O "role-playing exercise" (uma técnica de simulação de eventos reais) foi inspirado numa coluna escrita por três generais americanos no jornal The Washington Post em 2021. No texto, eles advertiam sobre o crescente extremismo dentro das Forças Armadas e faziam um apelo ao Exército para se preparar para uma possível insurreição após as eleições de 2024.

"Um número perturbador de veteranos e membros do serviço do Exército fez parte do ataque ao Capitólio", observou a coluna.

"Não se pode descartar a ideia de que unidades corruptas se organizem para apoiar o comandante em chefe 'legítimo'", escreveram os generais.

A Vet Voice, uma fundação que representa veteranos do Exército e as suas famílias, decidiu realizar o exercício. Concordaram em permitir a entrada de câmaras para o documentário e entregaram um relatório sobre o exercício à Casa Branca, ao Congresso e ao Pentágono.

"A única resposta que receberam até agora foi um 'obrigado' por parte do governo", disse a a diretora-executiva da Vet Voice, Janessa Goldbeck.

"Há muitos amigos dentro da administração que trabalham neste assunto, mas é controverso", acrescentou.

"Há muitas críticas de que é desrespeitoso para com nossas tropas e os nossos veteranos falar desse tema", completou Goldbeck.

Trump

Embora "War Game" use candidatos fictícios, é difícil não associar a influência do ex-presidente Donald Trump nos procedimentos.

A certa altura, durante um debate sobre invocar ou não a Lei de Insurreição - que permite ao presidente usar tropas federais para reforçar a autoridade -, o nome de Trump é mencionado por dois "conselheiros".

Trump deu pistas de que ampliará o papel dos militares nos EUA se ganhar um segundo mandato.
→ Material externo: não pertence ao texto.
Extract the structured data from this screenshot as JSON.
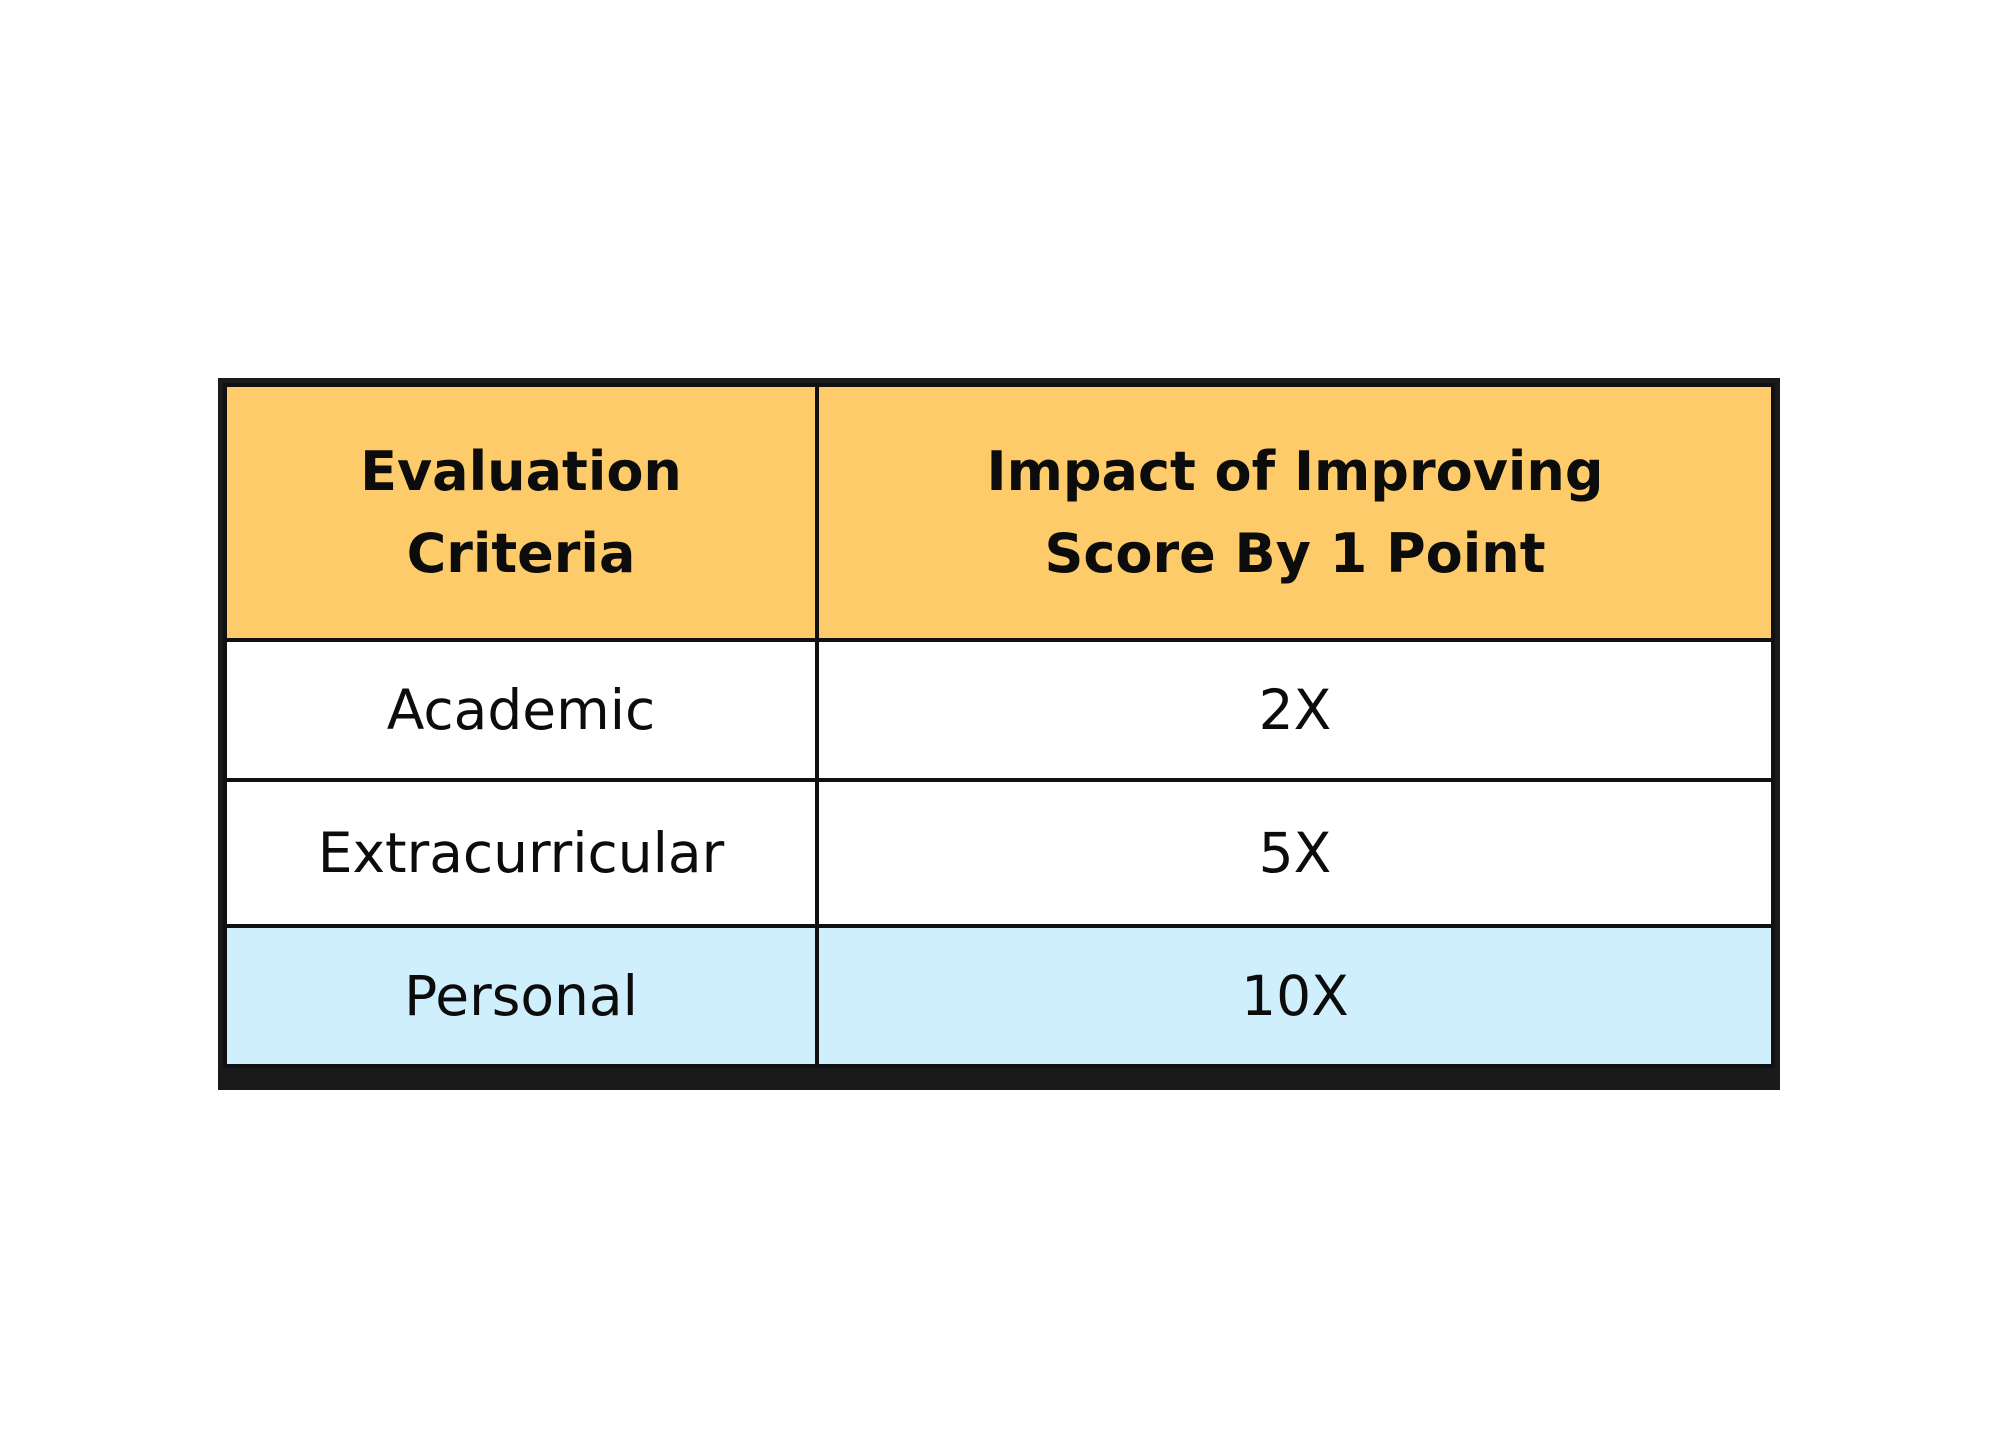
{
  "table": {
    "headers": [
      "Evaluation\nCriteria",
      "Impact of Improving\nScore By 1 Point"
    ],
    "rows": [
      [
        "Academic",
        "2X"
      ],
      [
        "Extracurricular",
        "5X"
      ],
      [
        "Personal",
        "10X"
      ]
    ]
  },
  "colors": {
    "header_background": "#fdcb69",
    "highlight_row_background": "#d0effc",
    "border": "#111111",
    "shadow": "#1a1a1a"
  }
}
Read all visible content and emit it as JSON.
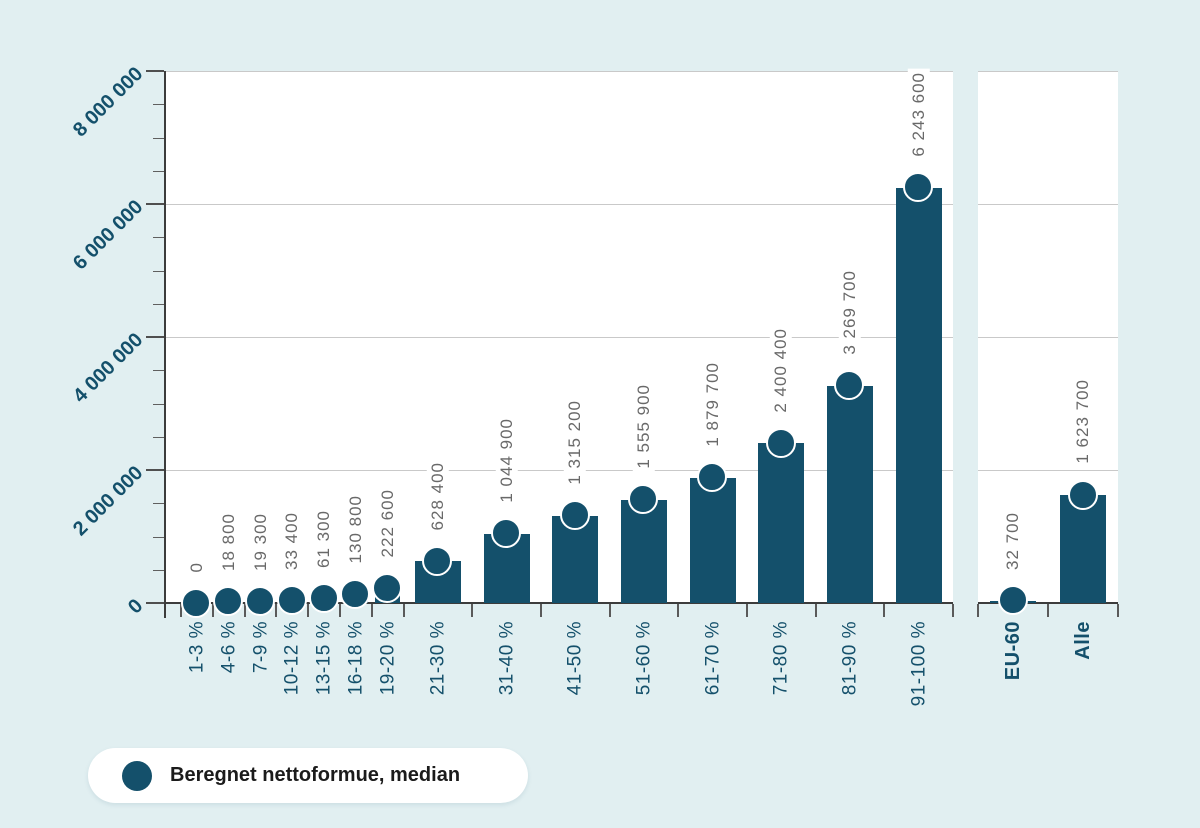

Além disso, enfrenta o julgamento por conspirar para anular os resultados das eleições de 2020, nas quais foi derrotado pelo democrata Joe Biden.

Os realizadores de "War Game" ressaltam que Trump estava "na periferia" na época da rodagem, há mais de um ano, e que nela participaram figuras republicanas e democratas.

Moss diz que as forças que levaram aos acontecimentos de 6 de janeiro de 2021, como a polarização política e a "realidade alternativa, na qual alguns parecem habitar, (…) transcendem Donald Trump".

Ele acrescentando, contudo, que Trump se colocou no centro das atenções.

"Acho que as ameaças que recriamos no filme são verosímeis, aterrorizadoras e muito reais", completou.